Project Description
The Information Integration Group has recently started a new project called Midas, with the goal of extracting, cleansing, and integrating data from multiple, publicly available, data sources. We are initially focused on two domains: 1) a financial domain, where the input dataset consists of a heterogeneous collection of company filings with the US Securities & Exchange Commission (SEC), and 2) a US government domain, with data sources containing information about Congress members, earmarks and federal spending. In both domains, we are building a scalable Hadoop-based system where the goal is to transform the data from a document or record view of the world to an object-centric view, where multiple facts about the same real-world entity are merged into one object with, ideally, clean and complete attributes.
One of the most salient features of our system is the synergistic integration into one framework of multiple components spanning the entire, end-to-end integration flow. The main stages in such flow are:
Unstructured information extraction (e.g., extraction of various facts from the multitude of text or html documents archived by SEC or present in other public data repositories)

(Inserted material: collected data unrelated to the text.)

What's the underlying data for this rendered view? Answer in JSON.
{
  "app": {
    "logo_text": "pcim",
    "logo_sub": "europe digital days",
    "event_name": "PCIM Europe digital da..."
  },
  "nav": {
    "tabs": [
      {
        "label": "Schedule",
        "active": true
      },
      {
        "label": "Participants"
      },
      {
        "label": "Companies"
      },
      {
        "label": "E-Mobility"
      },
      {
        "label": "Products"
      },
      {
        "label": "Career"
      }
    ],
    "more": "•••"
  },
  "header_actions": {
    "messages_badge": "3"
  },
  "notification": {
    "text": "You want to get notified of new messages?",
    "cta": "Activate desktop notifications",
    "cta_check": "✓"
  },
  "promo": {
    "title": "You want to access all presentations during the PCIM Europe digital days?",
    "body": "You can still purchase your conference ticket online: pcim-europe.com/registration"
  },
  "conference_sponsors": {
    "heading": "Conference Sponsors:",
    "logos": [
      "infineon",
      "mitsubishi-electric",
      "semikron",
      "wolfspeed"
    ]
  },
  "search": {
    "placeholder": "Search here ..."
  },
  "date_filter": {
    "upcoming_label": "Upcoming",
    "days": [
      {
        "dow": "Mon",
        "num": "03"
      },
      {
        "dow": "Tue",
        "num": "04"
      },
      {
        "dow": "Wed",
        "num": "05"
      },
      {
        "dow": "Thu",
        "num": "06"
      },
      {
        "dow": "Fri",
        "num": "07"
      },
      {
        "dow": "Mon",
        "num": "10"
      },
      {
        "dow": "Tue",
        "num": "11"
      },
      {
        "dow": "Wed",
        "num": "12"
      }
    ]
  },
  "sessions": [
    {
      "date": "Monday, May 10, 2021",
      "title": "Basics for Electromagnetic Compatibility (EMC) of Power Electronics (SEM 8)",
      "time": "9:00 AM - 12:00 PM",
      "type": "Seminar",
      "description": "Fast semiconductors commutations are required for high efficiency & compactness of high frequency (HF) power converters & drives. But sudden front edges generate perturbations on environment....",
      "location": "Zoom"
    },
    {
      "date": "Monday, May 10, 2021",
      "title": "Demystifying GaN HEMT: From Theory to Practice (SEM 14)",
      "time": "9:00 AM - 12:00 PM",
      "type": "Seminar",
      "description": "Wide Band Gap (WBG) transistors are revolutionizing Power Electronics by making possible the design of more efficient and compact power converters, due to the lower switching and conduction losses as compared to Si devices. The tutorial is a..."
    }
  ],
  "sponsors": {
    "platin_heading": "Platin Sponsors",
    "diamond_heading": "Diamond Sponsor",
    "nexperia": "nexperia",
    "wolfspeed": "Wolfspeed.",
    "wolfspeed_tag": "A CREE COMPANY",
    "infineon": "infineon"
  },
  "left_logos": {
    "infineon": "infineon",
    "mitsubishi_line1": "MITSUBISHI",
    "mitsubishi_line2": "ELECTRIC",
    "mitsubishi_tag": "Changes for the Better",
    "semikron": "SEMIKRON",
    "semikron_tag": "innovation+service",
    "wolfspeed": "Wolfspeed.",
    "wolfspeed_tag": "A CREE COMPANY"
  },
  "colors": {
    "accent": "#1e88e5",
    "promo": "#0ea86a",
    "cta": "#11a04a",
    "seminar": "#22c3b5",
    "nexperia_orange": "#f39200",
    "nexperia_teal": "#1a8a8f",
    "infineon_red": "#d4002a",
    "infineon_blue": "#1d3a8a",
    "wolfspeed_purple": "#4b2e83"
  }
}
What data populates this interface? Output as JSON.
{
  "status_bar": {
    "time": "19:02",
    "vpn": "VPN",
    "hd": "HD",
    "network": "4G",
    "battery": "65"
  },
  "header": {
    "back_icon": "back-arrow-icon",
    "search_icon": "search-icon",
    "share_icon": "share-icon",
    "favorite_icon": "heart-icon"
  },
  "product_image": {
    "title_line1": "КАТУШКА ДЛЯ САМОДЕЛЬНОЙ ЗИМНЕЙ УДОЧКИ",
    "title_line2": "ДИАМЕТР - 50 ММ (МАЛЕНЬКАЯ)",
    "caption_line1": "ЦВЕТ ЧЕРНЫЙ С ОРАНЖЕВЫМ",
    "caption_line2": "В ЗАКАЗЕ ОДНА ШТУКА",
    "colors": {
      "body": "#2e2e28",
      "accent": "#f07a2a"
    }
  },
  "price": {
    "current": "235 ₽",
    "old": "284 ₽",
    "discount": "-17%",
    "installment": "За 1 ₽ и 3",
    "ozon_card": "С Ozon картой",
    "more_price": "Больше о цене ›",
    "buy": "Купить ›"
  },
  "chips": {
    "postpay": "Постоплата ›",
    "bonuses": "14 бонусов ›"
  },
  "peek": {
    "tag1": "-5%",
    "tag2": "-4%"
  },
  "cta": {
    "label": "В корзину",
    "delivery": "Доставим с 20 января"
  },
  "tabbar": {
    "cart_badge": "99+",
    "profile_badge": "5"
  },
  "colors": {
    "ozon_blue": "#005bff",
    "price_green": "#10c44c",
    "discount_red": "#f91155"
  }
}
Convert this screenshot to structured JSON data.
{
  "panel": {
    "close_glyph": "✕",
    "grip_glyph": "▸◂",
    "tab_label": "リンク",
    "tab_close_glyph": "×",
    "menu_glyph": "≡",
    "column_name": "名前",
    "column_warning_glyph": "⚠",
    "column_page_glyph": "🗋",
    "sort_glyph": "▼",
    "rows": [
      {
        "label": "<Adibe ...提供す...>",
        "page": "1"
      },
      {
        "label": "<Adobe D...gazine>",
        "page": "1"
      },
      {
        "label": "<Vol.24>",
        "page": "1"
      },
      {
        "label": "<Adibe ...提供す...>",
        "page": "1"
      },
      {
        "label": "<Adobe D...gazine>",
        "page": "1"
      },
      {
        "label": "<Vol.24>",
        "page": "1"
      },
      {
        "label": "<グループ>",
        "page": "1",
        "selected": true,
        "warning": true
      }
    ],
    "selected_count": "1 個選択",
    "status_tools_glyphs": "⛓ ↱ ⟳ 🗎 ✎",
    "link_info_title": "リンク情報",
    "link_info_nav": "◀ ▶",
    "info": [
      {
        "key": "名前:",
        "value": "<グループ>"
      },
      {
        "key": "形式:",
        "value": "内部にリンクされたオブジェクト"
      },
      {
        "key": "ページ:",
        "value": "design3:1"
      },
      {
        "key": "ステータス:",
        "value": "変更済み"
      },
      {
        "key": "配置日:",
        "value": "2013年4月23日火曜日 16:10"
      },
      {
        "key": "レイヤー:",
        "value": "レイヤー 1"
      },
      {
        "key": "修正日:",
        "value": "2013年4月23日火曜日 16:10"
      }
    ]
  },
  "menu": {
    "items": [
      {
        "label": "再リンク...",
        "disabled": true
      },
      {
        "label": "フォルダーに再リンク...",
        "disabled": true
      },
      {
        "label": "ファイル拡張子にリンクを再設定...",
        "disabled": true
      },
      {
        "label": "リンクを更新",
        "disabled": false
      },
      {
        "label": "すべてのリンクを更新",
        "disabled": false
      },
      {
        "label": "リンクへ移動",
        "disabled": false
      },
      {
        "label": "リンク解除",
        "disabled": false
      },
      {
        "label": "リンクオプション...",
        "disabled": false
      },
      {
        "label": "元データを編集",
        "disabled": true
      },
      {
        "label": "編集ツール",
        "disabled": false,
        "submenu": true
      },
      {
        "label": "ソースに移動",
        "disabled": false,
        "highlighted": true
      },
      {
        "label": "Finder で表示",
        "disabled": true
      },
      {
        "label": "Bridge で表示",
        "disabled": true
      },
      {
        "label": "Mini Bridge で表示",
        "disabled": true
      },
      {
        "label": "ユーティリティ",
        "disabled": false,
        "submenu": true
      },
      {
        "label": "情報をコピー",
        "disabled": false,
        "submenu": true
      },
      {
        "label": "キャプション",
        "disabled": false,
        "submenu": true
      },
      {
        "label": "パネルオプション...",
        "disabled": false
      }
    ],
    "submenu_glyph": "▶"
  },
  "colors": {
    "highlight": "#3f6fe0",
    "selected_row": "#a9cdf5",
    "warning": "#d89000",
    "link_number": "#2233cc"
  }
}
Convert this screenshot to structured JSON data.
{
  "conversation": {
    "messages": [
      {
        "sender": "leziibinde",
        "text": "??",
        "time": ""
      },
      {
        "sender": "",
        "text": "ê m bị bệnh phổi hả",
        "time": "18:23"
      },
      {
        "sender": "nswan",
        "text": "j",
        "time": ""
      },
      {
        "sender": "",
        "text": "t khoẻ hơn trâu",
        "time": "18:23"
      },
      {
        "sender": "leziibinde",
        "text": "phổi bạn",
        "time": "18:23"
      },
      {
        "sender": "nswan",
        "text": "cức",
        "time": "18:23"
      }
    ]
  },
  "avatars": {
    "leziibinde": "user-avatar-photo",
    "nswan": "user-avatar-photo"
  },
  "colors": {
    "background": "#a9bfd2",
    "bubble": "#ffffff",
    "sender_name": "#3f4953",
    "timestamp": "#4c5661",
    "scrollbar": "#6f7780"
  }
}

Structured information integration, including: 1) mapping of the extracted facts to a target model or schema, 2) resolving and merging references to the same real-world entity (i.e., entity resolution), and 3) creating correct relationships among the resulting objects.
Temporal analysis and fusion (e.g., transforming a collection of unprocessed but time-stamped facts into objects with clearly defined timeline or history, which in turn provides the ability to go back in time while issuing queries).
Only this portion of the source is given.